While the plans are great ideas, they can create significant estate planning problems with a dramatic tax impact. Retirement plans can be bad assets when they end up in an estate, because combined federal, state and estate taxes can consume up to 75 percent of the value of these assets, leaving a fraction for heirs.

Given the virtual certainty that tens of thousands of people will pass away with large retirement plan balances, the need for strategies is extremely high.

First, list your assets and liabilities to determine the net value of the estate in current dollars. The investment assets should be categorized as either retirement plan assets (IRAs and qualified retirement plans) or nonretirement plan assets, those held in taxable accounts. This allows you to determine a hypothetical estate tax.

Next, review the beneficiary designations for each retirement plan account. Keep in mind that assets held in retirement plans pass to the named beneficiaries under contract law regardless what any will might provide.

One way to stretch out the income taxes to be paid by the beneficiaries as they receive distributions from inherited IRAs is to use a multigeneration or stretch IRA. Here’s how it works: When the plan participant dies, the surviving spouse, as the beneficiary, rolls the proceeds into different IRAs, each one with a child, grandchild or charity as the sole beneficiary.

When the surviving spouse reaches age 70-1/2, required minimum distributions must be made from each IRA. However, the distribution period is calculated based on the joint age of the spouse and beneficiary (maximum l0-year differential).
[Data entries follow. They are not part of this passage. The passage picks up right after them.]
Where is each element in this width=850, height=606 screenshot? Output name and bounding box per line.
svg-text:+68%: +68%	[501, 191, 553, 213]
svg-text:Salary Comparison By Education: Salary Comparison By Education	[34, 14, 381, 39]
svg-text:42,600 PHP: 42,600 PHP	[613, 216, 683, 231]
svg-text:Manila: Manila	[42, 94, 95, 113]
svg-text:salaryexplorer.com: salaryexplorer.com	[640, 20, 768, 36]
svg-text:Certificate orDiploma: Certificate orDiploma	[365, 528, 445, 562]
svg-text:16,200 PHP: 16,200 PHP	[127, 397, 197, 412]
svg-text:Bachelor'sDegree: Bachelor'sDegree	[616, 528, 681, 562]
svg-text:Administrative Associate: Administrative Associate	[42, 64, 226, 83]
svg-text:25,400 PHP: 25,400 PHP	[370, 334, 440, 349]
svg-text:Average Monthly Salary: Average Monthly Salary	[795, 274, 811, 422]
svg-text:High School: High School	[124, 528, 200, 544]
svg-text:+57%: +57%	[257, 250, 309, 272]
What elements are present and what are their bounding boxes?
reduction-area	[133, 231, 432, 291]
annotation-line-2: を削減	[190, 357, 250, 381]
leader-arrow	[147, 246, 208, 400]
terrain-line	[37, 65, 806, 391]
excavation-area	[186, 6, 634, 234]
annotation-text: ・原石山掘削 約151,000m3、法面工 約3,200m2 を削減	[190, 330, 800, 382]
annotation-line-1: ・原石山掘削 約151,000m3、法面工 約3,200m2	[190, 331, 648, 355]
When the surviving spouse dies, the distribution period is recalculated based on the beneficiary’s life expectancy.

While the multigeneration or stretch IRA allows the IRA to continue to grow tax-deferred, it does not reduce the estate taxes due or replace the wealth lost to income and estate taxes. It simply defers the payment of the income taxes due on the distributions from the IRA.

If you want to replace the wealth lost to taxes, consider an irrevocable life insurance trust (ILIT). If the ILIT is properly drafted and managed, it will result in significant insurance policy death proceeds distributed to family, both income and estate tax-free.

A second-to-die life insurance policy, usually a universal life policy, is acquired by the ILIT. The beneficiaries of the ILIT can be children or grandchildren. Annual distributions are made from an IRA or qualified plan in an amount sufficient to pay the income tax due on the withdrawal and to fund a gift to the trust equal to the annual insurance premium due. This gift qualifies for the annual gift tax exemption.

Upon the death of the insured, the death proceeds are paid to the trust, which in turn distributes the proceeds to the beneficiaries of the trust, free of any estate or income tax. In effect, the death proceeds from the insurance policy replace the reduction in value of the decedent’s estate due to estate and/or income taxes.

This is an effective means of bypassing the estate and transferring wealth to one’s heirs.

There are many other ways as well, and any financial investment consultant can outline which may work for your situation. The bottom line is this: It is important to recognize the potential problems inherent in retirement plans and take the steps necessary to preserve the wealth that has been accumulated in these plans. The method you choose is up to you.